Ansonsten tat sich die Eintracht aber dadurch hervor, beste Gelegenheiten fahrlässig auszulassen: Daichi Kamada (25.), Kristijan Jakic (28.), Jesper Lindström (34.), Filip Kostic (36.) und Rafael Borré (41.) verballerten allesamt aussichtsreich. Es waren nicht irgendwelche Halbchancen, sondern glasklare, oft 100-prozentige Möglichkeiten. Herausgespielt zumeist von Filip Kostic, der eine grandiose Leistung zeigte und mit den Berliner Abwehrspielern Katz und Maus spielte. Unverständlich, dass da Union-Coach Fischer tatenlos zusah, wie seine Verteidiger regelmäßig überlaufen und fast schon vorgeführt wurden. Da kann man als Coach auch mal eingreifen, selbst wenn gegen den Serben ohnehin kaum ein Kraut gewachsen ist.
Eintracht Frankfurt: Oliver Glasner sieht großartige erste Halbzeit
„Wir haben eine großartige erste Halbzeit gespielt“, analysierte Glasner. „Da muss es eigentlich schon 2:0 oder 3:0 für uns stehen.“ Sein Gegenüber Urs Fischer baute seine Mannschaft in der Kabine genau damit auf: „Das Beste zur Halbzeit war, dass es nur 1:0 für Frankfurt stand.“ Und natürlich ist es dann häufig so, dass sich das Auslassen diverser Großchancen rächt, diese Binsenweisheit ist so alt wie der Fußball selbst.

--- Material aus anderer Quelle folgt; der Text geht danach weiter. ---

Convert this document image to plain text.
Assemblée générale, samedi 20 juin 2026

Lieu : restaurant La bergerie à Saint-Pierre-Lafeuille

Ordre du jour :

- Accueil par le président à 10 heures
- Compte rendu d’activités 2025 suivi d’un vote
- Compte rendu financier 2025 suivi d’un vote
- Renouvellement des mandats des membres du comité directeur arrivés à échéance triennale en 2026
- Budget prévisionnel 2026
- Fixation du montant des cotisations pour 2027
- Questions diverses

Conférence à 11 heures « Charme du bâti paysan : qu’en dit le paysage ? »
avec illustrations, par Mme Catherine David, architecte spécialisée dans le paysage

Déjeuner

Als Evan Ndicka dann einmal nicht aufpasste und Gegenspieler Taiwo Awoniyi am Knöchel traf, zeigte der unruhig pfeifende Schiedsrichter Sascha Stegemann auf den Punkt. Eine korrekte Entscheidung. Max Kruse verwandelte sicher (62.). Zum Punkt reichte es nicht, weil die Eintracht wieder ultraspät zurückschlug. „Wir sind das jetzt schon gewohnt“, sagte Djibril Sow. „Insofern kam das gar nicht so überraschend.“ Dann lachte er, der Torschütze, sollte nur ein Späßchen sein. (Ingo Durstewitz und Daniel Schmitt)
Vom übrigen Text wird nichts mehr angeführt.